His sweeper effectively plays off high break sinker. While hitters have to prepare for a sinker running towards their hands, Bowman’s sweeper dives even further in the opposite direction, causing them to have to adjust their eye level drastically. Against righties, the pitches tunnel perfectly on the inside of the zone:

The two pitches mirror each other across the y-axis on Bowman’s movement chart. In between them is a cutter.

Plot found on MLBPitchProfiler, created by Jeremy Maschino

The three pitches work in tandem. Sinkers to jam, sweepers to get whiffs, and cutters to mix things up and potentially get called strikes. His sinker was also incredibly effective at generating grounders (75%, 84th percentile).

Bowman added the sweeper and cutter sometime between 2019 and 2023. He spent much of that time recovering from a Tommy John surgery that he had in September 2020, forcing him to miss 2021 and 2022.

The pitches may be part of why Minnesota is interested in him. He was an effective reliever before his injury, earning a 3.67 FIP and 105 ERA+  with the St. Louis Cardinals and Cincinnati Reds from 2016 to 2019.
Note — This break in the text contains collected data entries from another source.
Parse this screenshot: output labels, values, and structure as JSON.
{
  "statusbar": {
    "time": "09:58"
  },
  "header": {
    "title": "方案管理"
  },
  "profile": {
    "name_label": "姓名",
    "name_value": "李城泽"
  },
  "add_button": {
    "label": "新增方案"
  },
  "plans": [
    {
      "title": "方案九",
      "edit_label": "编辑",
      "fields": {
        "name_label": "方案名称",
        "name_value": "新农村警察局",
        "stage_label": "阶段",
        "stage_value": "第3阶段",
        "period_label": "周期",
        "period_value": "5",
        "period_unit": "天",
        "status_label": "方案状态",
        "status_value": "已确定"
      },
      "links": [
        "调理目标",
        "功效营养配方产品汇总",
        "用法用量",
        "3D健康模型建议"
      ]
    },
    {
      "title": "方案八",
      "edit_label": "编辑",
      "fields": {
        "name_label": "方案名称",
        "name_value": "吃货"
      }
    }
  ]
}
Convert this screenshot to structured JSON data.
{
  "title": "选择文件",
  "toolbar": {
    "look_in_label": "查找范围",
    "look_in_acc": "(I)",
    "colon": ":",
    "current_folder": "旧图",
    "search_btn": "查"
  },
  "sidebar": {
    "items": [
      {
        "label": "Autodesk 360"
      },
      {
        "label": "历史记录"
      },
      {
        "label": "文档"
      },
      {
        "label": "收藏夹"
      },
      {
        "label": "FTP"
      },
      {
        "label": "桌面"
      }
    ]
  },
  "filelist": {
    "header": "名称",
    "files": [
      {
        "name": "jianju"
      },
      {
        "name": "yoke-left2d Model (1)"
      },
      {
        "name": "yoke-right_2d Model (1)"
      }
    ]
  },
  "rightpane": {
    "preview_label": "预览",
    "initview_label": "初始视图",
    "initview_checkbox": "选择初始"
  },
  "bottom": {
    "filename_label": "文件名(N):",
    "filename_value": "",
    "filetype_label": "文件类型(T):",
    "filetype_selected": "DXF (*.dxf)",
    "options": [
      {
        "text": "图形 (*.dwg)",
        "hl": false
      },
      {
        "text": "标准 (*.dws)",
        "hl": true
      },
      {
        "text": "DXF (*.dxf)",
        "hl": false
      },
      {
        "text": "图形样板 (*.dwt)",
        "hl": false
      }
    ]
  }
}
Since sweepers don’t perform exceptionally well against opposite-handed hitters, it could be in Bowman’s interest to add a changeup to give him a whiff pitch against lefties.

Beyond Bowman’s pitch mix, he also creates discomfort with his delivery. Statisticians don’t have a metric that can quantify deception. But the longer a pitcher hides the ball from the hitter, the more deceptive he becomes. Pitchers typically create deception with rotation. However, others like Yusei Kikuchi use their legs to block the hitter’s vision.

Here’s an example of Freddy Peralta throwing across his body, preventing the hitter from seeing the ball early:

Kikuchi doesn’t throw across his body, but he does an excellent job concealing what he’s throwing until the last possible moment:

Bowman is a little bit of both. His foot doesn’t land on the third-base side of the mound like Peralta’s. Still, he experiences a similar violent jerk after release because he has his back toward the plate for so long. Peralta ends up on the first-base side, while Bowman’s weight naturally drifts to third base. Like Kikuchi, he hides the ball well before release.

Often, releases with a closed body result in inconsistencies and imprecise foot striking. Bowman misplaces his foot in the video below, and his arm essentially follows the direction he points it in. He narrowly misses hitting Reyes (which probably contributed to Reyes’ earlier scare).

As his pitch mix currently stands, he could be a matchup option against righties or fly ball hitters with his heavy ground ball percentage. If he impresses the Twins live in spring training, he could earn his way to a front-end bullpen role. He could contend for 40+ innings and regain the 3.50 FIP levels he enjoyed before 2020.